Los países de renta media alta a alta no escapan a la tendencia. Chile presenta un 27% de obesidad entre menores de cinco a 19 años. En Estados Unidos y Emiratos Árabes Unidos, el porcentaje es del 21%.
Riesgos de salud
Más allá de las estadísticas, la obesidad infantil implica graves riesgos para la salud a corto y largo plazo. Los niños obesos tienen mayores probabilidades de desarrollar resistencia a la insulina, hipertensión, diabetes tipo 2, enfermedades cardiovasculares e incluso ciertos tipos de cáncer en la edad adulta.
UNICEF atribuye esta epidemia al entorno alimentario en el que crecen los niños: alimentos ultraprocesados, ricos en azúcar, sal, grasas y aditivos, dominan las tiendas, las escuelas y los espacios digitales, desplazando a opciones nutritivas como frutas, verduras y proteínas.

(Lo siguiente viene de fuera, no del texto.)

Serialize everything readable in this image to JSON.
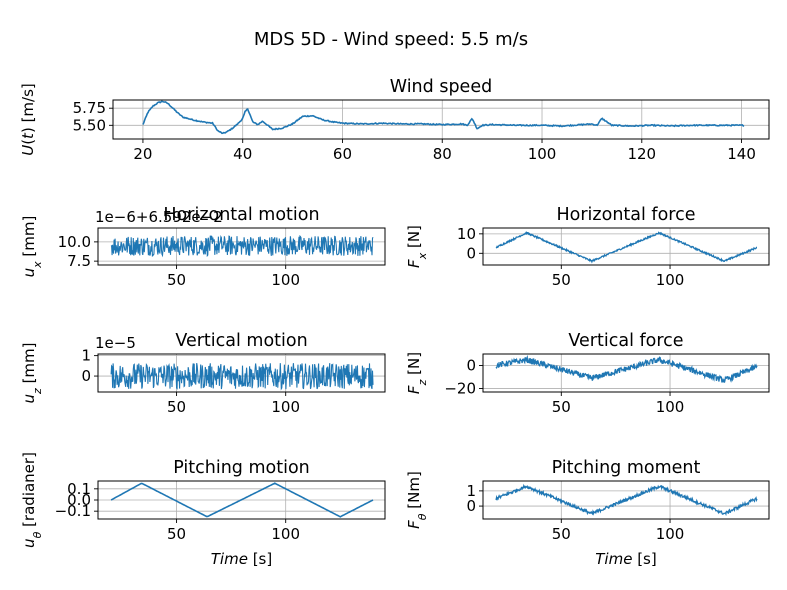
{
  "figure": {
    "suptitle": "MDS 5D - Wind speed: 5.5 m/s",
    "line_color": "#1f77b4"
  },
  "chart_data": [
    {
      "id": "wind",
      "type": "line",
      "title": "Wind speed",
      "ylabel": "U(t) [m/s]",
      "xlabel": "",
      "offset_text": "",
      "grid": true,
      "xlim": [
        14,
        145.5
      ],
      "ylim": [
        5.3,
        5.87
      ],
      "xticks": [
        20,
        40,
        60,
        80,
        100,
        120,
        140
      ],
      "xtick_labels": [
        "20",
        "40",
        "60",
        "80",
        "100",
        "120",
        "140"
      ],
      "yticks": [
        5.5,
        5.75
      ],
      "ytick_labels": [
        "5.50",
        "5.75"
      ],
      "series": [
        {
          "x": [
            20,
            21,
            22,
            23,
            24,
            25,
            26,
            27,
            28,
            30,
            32,
            34,
            35,
            36,
            37,
            38,
            39,
            40,
            40.5,
            41,
            41.5,
            42,
            43,
            44,
            45,
            46,
            48,
            50,
            52,
            54,
            56,
            58,
            60,
            64,
            68,
            72,
            76,
            80,
            84,
            85,
            86,
            87,
            88,
            90,
            95,
            100,
            104,
            108,
            110,
            111,
            112,
            114,
            118,
            122,
            126,
            130,
            134,
            138,
            140.5
          ],
          "y": [
            5.51,
            5.69,
            5.78,
            5.83,
            5.85,
            5.82,
            5.75,
            5.68,
            5.62,
            5.58,
            5.55,
            5.53,
            5.42,
            5.38,
            5.41,
            5.46,
            5.52,
            5.6,
            5.7,
            5.74,
            5.65,
            5.55,
            5.51,
            5.56,
            5.5,
            5.44,
            5.46,
            5.52,
            5.63,
            5.64,
            5.58,
            5.55,
            5.53,
            5.52,
            5.53,
            5.52,
            5.52,
            5.51,
            5.52,
            5.5,
            5.6,
            5.45,
            5.5,
            5.51,
            5.5,
            5.5,
            5.49,
            5.51,
            5.52,
            5.5,
            5.6,
            5.5,
            5.49,
            5.5,
            5.49,
            5.5,
            5.5,
            5.5,
            5.5
          ]
        }
      ]
    },
    {
      "id": "hmotion",
      "type": "line",
      "title": "Horizontal motion",
      "ylabel": "u_x [mm]",
      "xlabel": "",
      "offset_text": "1e−6+6.592e−2",
      "grid": true,
      "xlim": [
        14,
        145.5
      ],
      "ylim": [
        7.0,
        11.8
      ],
      "xticks": [
        50,
        100
      ],
      "xtick_labels": [
        "50",
        "100"
      ],
      "yticks": [
        7.5,
        10.0
      ],
      "ytick_labels": [
        "7.5",
        "10.0"
      ],
      "series": [
        {
          "x": [
            20,
            140
          ],
          "y_center": 9.5,
          "y_band": [
            8.0,
            11.1
          ]
        }
      ]
    },
    {
      "id": "hforce",
      "type": "line",
      "title": "Horizontal force",
      "ylabel": "F_x [N]",
      "xlabel": "",
      "offset_text": "",
      "grid": true,
      "xlim": [
        14,
        145.5
      ],
      "ylim": [
        -6,
        13
      ],
      "xticks": [
        50,
        100
      ],
      "xtick_labels": [
        "50",
        "100"
      ],
      "yticks": [
        0,
        10
      ],
      "ytick_labels": [
        "0",
        "10"
      ],
      "series": [
        {
          "x": [
            20,
            34,
            64,
            95,
            125,
            140
          ],
          "y": [
            3,
            10.5,
            -4,
            10.5,
            -4,
            3
          ],
          "band": 0.8
        }
      ]
    },
    {
      "id": "vmotion",
      "type": "line",
      "title": "Vertical motion",
      "ylabel": "u_z [mm]",
      "xlabel": "",
      "offset_text": "1e−5",
      "grid": true,
      "xlim": [
        14,
        145.5
      ],
      "ylim": [
        -0.78,
        1.08
      ],
      "xticks": [
        50,
        100
      ],
      "xtick_labels": [
        "50",
        "100"
      ],
      "yticks": [
        0,
        1
      ],
      "ytick_labels": [
        "0",
        "1"
      ],
      "series": [
        {
          "x": [
            20,
            140
          ],
          "y_center": 0,
          "y_band": [
            -0.6,
            0.9
          ]
        }
      ]
    },
    {
      "id": "vforce",
      "type": "line",
      "title": "Vertical force",
      "ylabel": "F_z [N]",
      "xlabel": "",
      "offset_text": "",
      "grid": true,
      "xlim": [
        14,
        145.5
      ],
      "ylim": [
        -23,
        10
      ],
      "xticks": [
        50,
        100
      ],
      "xtick_labels": [
        "50",
        "100"
      ],
      "yticks": [
        0,
        -20
      ],
      "ytick_labels": [
        "0",
        "−20"
      ],
      "series": [
        {
          "x": [
            20,
            34,
            64,
            95,
            125,
            140
          ],
          "y": [
            0,
            5,
            -11,
            5,
            -13,
            -1
          ],
          "band": 5
        }
      ]
    },
    {
      "id": "pmotion",
      "type": "line",
      "title": "Pitching motion",
      "ylabel": "u_θ [radianer]",
      "xlabel": "Time [s]",
      "offset_text": "",
      "grid": true,
      "xlim": [
        14,
        145.5
      ],
      "ylim": [
        -0.17,
        0.17
      ],
      "xticks": [
        50,
        100
      ],
      "xtick_labels": [
        "50",
        "100"
      ],
      "yticks": [
        0.1,
        0.0,
        -0.1
      ],
      "ytick_labels": [
        "0.1",
        "0.0",
        "−0.1"
      ],
      "series": [
        {
          "x": [
            20,
            34,
            64,
            95,
            125,
            140
          ],
          "y": [
            0,
            0.15,
            -0.15,
            0.15,
            -0.15,
            0
          ]
        }
      ]
    },
    {
      "id": "pmoment",
      "type": "line",
      "title": "Pitching moment",
      "ylabel": "F_θ [Nm]",
      "xlabel": "Time [s]",
      "offset_text": "",
      "grid": true,
      "xlim": [
        14,
        145.5
      ],
      "ylim": [
        -0.85,
        1.65
      ],
      "xticks": [
        50,
        100
      ],
      "xtick_labels": [
        "50",
        "100"
      ],
      "yticks": [
        1,
        0
      ],
      "ytick_labels": [
        "1",
        "0"
      ],
      "series": [
        {
          "x": [
            20,
            34,
            64,
            95,
            125,
            140
          ],
          "y": [
            0.5,
            1.3,
            -0.5,
            1.3,
            -0.5,
            0.5
          ],
          "band": 0.2
        }
      ]
    }
  ]
}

A nivel global, para el año 2035, la carga económica del sobrepeso y la obesidad podría rebasar los cuatro billones de dólares anuales.
Algunos países han comenzado a implementar políticas para revertir la tendencia. En México, donde el 40% de las calorías diarias consumidas por los niños provienen de productos ultraprocesados, el gobierno prohibió recientemente la venta y distribución de alimentos altos en sal, azúcar y grasa en las escuelas públicas, beneficiando a más de 34 millones de estudiantes.
“La obesidad infantil es una emergencia silenciosa que está creciendo ante nuestros ojos. Necesitamos transformar los entornos alimentarios de forma urgente para que todos los niños, sin importar dónde vivan, tengan acceso a alimentos nutritivos y asequibles”, subrayó Russell.